Орган музыкального общественного мнения — критика. За глубоко укоренившейся привычкой колоть и щипать ее при всяком удобном случае скрывается иррациональная буржуазная религия искусства; ее вдохновляет страх перед тем, что критическая мысль отнимет у субъекта еще одну неподконтрольную сферу жизни. В конце концов эта привычка объясняется и аверсией всякой дурной позитивности к возможности своей внутренней катастрофы. От этого предрассудка — составной части общественного мнения, — следует защитить критику. Ненависть к критику, ограждая музыку от сознания и закрепляясь в полуправде ее иррациональности, наносит ущерб музыке, которая сама есть дух, как и дух, проникающий в нее. Но озлобленность тех, кто чувствует, что объект в глубочайшем смысле остается недоступным для них, обращается против знающих людей (считающих себя таковыми обычно неосновательно). Как всегда, посредники должны держать ответ за ту систему, чьим простым симптомом они являются. Распространеннейший упрек в относительности критики мало что значит, будучи частным случаем такого умонастроения, которое, как во зло употребленный дух, обесценивает всякий дух как негодный и бесполезный. Субъективные реакции критиков, — которые часто сами же критики, желая показать уверенность в себе и самообладание, объявляют случайными, — не противоположны объективности суждения, но являются условиями последней. Помимо таких реакций музыка вообще не постигается. Мораль критика должна состоять в том, чтобы свое впечатление возвысить до уровня объективности, а для этого критик должен постоянно обращаться к феномену, оставаясь с ним с глазу на глаз. Если критик действительно компетентен, его впечатления будут объективнее, нежели просветленные и очищенные от случайного оценки далеких от музыки высокопоставленных вельмож. Но элемента относительности, который присущ всем суждениям о музыке, все же недостаточно, чтобы стереть качественные различия между сочинением Бетховена и попурри, симфонией Малера и симфонией Сибелиуса, между виртуозом и халтурщиком.

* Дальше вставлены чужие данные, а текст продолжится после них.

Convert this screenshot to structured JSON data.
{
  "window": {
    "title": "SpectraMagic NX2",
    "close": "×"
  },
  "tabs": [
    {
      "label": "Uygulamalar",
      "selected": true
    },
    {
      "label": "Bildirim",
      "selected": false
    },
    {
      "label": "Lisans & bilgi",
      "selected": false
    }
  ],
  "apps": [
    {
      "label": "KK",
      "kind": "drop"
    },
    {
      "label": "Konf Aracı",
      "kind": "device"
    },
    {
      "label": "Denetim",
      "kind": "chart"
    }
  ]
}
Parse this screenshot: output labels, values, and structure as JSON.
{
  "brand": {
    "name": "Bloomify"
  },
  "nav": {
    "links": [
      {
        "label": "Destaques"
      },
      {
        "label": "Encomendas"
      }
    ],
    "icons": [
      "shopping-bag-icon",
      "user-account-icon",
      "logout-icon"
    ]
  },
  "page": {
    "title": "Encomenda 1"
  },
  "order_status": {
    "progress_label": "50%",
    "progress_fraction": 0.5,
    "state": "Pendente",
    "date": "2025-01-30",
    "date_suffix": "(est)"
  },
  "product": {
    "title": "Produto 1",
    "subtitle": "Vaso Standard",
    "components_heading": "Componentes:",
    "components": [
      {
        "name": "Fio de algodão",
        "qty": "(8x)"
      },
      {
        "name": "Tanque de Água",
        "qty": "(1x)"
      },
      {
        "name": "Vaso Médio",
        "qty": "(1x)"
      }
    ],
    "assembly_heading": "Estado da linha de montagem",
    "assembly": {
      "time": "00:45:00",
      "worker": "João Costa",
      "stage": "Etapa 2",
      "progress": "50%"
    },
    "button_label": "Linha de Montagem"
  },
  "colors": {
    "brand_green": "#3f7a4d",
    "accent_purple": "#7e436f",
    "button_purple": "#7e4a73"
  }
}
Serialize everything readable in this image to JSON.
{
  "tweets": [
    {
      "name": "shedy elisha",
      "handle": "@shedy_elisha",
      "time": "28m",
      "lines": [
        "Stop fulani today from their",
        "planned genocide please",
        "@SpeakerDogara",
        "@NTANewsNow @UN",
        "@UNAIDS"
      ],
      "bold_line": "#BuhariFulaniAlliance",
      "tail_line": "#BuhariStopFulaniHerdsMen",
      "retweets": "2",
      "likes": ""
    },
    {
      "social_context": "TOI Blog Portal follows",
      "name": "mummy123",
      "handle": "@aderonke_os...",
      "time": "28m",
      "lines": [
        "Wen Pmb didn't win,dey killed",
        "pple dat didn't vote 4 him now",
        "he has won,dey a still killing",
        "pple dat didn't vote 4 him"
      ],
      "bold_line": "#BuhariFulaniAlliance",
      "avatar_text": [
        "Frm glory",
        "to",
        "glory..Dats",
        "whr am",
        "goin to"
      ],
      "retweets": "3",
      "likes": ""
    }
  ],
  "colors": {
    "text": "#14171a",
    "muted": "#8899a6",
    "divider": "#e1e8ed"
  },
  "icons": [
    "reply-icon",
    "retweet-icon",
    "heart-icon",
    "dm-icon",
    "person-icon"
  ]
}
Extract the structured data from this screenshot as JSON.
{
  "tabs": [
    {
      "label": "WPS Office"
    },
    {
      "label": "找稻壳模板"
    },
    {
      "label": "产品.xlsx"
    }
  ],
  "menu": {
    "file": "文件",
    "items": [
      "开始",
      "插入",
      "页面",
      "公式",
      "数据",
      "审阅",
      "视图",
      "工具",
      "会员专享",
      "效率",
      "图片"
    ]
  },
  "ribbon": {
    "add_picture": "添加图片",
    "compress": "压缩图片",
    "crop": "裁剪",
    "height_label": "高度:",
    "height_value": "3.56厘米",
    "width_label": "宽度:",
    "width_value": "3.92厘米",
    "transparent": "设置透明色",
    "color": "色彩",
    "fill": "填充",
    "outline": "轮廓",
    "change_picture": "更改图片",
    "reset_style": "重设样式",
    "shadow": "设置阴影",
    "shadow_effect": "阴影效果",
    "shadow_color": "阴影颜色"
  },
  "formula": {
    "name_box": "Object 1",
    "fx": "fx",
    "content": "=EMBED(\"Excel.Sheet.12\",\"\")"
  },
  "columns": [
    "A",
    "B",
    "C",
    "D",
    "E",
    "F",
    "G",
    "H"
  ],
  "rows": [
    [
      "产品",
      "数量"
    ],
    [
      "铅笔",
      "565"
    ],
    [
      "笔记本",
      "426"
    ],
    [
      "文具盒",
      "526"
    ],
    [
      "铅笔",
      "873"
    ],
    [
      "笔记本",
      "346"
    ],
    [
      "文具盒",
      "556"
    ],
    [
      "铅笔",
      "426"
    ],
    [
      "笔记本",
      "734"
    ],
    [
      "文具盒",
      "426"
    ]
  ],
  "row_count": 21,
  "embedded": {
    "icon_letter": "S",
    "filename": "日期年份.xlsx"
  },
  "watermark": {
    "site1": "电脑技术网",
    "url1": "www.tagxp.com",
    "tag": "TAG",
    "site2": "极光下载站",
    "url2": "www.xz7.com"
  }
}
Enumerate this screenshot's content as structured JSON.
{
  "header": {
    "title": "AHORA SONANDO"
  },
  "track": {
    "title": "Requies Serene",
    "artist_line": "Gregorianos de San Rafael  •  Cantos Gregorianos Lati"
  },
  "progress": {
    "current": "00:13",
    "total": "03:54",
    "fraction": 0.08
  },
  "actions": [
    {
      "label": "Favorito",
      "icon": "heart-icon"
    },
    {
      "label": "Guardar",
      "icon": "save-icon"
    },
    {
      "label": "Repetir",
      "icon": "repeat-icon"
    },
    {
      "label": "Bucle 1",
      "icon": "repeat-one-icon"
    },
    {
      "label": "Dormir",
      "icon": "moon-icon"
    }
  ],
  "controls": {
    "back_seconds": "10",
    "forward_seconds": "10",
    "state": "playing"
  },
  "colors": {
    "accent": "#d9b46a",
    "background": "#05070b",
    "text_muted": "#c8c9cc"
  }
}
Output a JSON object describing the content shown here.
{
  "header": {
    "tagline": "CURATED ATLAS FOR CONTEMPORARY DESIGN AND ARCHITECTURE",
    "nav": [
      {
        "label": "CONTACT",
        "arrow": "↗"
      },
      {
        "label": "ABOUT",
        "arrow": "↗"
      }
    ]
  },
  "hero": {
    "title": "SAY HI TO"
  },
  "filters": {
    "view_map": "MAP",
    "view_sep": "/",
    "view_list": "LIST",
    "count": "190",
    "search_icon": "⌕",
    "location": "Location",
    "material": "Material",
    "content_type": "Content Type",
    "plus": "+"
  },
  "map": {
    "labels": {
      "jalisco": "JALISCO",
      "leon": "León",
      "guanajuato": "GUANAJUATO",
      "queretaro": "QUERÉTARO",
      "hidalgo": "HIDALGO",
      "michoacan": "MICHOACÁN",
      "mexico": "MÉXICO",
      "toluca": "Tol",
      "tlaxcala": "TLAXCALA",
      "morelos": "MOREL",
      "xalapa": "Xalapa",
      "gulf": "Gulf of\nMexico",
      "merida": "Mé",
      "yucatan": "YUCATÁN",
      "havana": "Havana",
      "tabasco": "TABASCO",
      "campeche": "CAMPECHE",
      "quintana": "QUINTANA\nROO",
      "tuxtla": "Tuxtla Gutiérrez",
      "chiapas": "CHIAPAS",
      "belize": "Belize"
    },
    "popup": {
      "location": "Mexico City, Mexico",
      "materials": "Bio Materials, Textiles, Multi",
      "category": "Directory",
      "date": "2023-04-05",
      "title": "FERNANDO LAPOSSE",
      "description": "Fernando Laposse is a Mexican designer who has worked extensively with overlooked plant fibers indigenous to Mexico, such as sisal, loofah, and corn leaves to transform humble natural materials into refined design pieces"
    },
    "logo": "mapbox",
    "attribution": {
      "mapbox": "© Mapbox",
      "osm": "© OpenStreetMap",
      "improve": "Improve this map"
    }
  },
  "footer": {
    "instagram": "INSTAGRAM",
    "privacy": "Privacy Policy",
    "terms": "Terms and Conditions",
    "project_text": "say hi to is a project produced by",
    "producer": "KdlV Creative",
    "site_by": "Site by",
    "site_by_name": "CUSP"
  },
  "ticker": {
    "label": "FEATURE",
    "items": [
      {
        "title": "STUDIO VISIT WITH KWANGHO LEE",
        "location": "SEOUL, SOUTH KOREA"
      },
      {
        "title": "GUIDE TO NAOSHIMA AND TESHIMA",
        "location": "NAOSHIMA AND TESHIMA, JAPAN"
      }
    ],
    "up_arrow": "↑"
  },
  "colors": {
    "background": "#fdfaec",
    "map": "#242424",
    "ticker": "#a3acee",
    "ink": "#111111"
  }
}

Сознание таких различий нужно довести до полной дифференцированности обоснованного суждения. Но еще одна черта, ложная перед лицом эмфатической идеи истины все же ближе к ней, чем пожимание плечами и воздержание от суждения, понурая попытка ускользнуть от того движения духа, которое и составляет самую суть дела. Критик плох не тогда, когда реакции его субъективны, а тогда, когда у него нет таковых или когда он антидиалектически останавливается на них и благодаря занимаемому положению задерживает тот критический процесс, на который уполномочивает его должность. Этот тип высокомерного критика пошел в гору в эпоху импрессионизма и модерна; он, правда, лучше чувствовал себя в литературе и изобразительном искусстве, чем в музыке. Сегодня он, вероятно, отходит на задний план, уступая место такому критику, который или вообще не высказывает своих суждений, или же высказывает их между делом, в зависимости от конъюнктуры.
Упадок критики как движущей силы музыкального общественного мне-
131
ния раскрывается не в субъективизме, а в том, что субъективизм улетучивается и свою убыль истолковывает как объективизм: то и другое в полном согласии с общими антропологическими тенденциями. Ничто так настоятельно не говорит в пользу критики, как ее устранение национал-социалистами, — тупоумное перенесение различия производительного и непроизводительного труда на дух. Музыке имманентно присуща критика, такой метод, который всякое удачное сочинение как энергетическое поле объективно приводит к общему его итогу. Критики требует сам закон музыкальной формы: исторически произведение и истина его содержания разворачиваются в критической среде. История критики бетховенских сочинений могла бы показать, как каждый новый слой критического сознания раскрывал новые слои его творчества, которые в определенном смысле конституируются лишь благодаря этому процессу. Социально музыкальная критика правомерна и законна, поскольку только она обеспечивает адекватное усвоение музыкальных феноменов всеобщим сознанием. Однако на ней сказывается и проблематика общества. Она связана с учреждениями, осуществляющими общественный контроль и представляющими экономические интересы, например с печатью, и эта связь нередко отражается в позиции критика, во всем вплоть до учета издателей и прочих видных лиц. Да кроме того, и внутренне критика подпадает под действие общественных условий, а они, очевидно, все более заметно усложняют ее задачи.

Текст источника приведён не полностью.